The U.S. budget deficit, which has narrowed from a peak of $1.4 trillion in 2009 to $483.3 billion in 2014, is expected to continue to shrink in 2015 and 2016, though reforms to mandatory spending and taxation measures will be needed to prevent increases after 2018, analysts Charles Seville and Ed Parker wrote in a report released Monday. Fitch said the outlook for the rating is stable.
Economic growth in the U.S. has been faster than that in most of the developed world, and the nation benefits from its diversity and technological advancement, bolstered by strong institutions and a favorable climate for business, Fitch said.
The country has been operating under a debt ceiling that was imposed on March 16, which prevents the government from adding to its total borrowing. While Fitch expects Congress to raise the level, that action may come “close to” the period in October, when the Obama administration will exhaust the “extraordinary measures” it has at its disposal to raise money to meet obligations without adding to the debt, Fitch said.

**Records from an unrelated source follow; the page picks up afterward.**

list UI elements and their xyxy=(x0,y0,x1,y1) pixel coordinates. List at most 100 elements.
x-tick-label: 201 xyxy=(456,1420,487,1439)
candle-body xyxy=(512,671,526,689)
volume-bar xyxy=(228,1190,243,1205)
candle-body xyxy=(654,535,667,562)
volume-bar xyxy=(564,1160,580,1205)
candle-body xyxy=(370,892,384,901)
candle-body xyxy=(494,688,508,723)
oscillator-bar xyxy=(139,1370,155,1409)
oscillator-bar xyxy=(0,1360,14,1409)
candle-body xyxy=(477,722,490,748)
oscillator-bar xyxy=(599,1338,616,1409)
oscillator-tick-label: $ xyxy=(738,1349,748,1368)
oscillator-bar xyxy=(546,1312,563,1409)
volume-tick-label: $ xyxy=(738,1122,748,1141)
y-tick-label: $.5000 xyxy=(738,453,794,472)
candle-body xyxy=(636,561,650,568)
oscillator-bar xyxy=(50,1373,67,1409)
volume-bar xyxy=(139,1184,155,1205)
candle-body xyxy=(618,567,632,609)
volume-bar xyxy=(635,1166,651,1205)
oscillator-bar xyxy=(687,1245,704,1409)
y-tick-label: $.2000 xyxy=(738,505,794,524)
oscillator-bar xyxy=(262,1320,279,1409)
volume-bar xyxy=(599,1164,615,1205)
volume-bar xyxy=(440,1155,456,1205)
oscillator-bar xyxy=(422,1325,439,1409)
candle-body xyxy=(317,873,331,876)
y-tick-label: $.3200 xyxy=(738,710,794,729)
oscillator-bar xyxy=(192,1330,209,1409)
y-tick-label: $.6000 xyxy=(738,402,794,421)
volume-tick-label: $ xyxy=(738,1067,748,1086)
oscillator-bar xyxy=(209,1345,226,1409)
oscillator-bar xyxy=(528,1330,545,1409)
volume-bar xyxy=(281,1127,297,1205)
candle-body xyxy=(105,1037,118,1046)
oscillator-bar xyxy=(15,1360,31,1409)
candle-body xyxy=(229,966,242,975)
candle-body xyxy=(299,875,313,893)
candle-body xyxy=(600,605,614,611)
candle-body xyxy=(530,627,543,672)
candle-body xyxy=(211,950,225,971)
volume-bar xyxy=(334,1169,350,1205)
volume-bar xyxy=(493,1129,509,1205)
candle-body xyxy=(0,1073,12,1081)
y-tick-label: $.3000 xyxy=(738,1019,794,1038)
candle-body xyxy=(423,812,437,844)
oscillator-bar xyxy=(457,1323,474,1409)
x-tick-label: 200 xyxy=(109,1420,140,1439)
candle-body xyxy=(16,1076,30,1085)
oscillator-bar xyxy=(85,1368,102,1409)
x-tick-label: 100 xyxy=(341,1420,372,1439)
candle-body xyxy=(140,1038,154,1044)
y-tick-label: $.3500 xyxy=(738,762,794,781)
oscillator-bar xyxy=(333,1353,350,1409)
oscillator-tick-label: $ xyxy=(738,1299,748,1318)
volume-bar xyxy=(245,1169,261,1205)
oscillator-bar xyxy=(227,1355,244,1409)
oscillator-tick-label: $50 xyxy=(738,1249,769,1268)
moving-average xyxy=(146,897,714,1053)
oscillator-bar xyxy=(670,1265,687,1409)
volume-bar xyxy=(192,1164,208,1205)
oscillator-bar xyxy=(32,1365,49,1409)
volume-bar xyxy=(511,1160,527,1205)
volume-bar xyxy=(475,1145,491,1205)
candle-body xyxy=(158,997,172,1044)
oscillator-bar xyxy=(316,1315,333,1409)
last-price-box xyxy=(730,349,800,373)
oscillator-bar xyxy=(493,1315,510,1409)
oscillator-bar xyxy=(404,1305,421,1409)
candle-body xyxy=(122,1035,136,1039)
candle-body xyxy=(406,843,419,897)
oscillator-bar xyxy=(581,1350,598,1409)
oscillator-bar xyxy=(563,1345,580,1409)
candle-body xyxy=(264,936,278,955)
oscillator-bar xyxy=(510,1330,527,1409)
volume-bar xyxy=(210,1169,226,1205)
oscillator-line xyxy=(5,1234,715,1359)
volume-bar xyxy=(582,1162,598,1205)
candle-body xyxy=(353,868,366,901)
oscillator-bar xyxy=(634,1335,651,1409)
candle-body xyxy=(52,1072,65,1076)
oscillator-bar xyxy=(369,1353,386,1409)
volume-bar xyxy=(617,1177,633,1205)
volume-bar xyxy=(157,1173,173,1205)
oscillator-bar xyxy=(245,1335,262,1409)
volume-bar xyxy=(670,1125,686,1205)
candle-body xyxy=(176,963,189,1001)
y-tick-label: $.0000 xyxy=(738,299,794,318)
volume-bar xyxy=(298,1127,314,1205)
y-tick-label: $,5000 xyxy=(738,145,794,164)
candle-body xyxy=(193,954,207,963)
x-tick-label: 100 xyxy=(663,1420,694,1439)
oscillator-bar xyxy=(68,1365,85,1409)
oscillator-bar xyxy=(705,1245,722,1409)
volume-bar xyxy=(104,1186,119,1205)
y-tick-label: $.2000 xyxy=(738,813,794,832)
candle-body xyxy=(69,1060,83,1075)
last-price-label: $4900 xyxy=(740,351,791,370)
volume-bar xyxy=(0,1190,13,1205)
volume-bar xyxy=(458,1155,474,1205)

Standard & Poor’s cut the U.S. rating in 2011 for the first time amid political wrangling about spending measures and the debt limit.
Investors routinely ignore ratings companies’ decisions. In almost half the instances, yields on government bonds fall when a rating action by Moody’s Investors Service Inc. and S&P suggests they should climb, or they increase even as a change signals a decline, according to data compiled in 2012 by Bloomberg on 314 upgrades, downgrades and outlook changes going back as far as the 1970s. When S&P downgraded the U.S. government in August 2011, bonds rose and pushed Treasury yields down to records.
Moody’s ranks the U.S. at its highest credit rating, while S&P has the U.S. at AA+, its second-highest rating.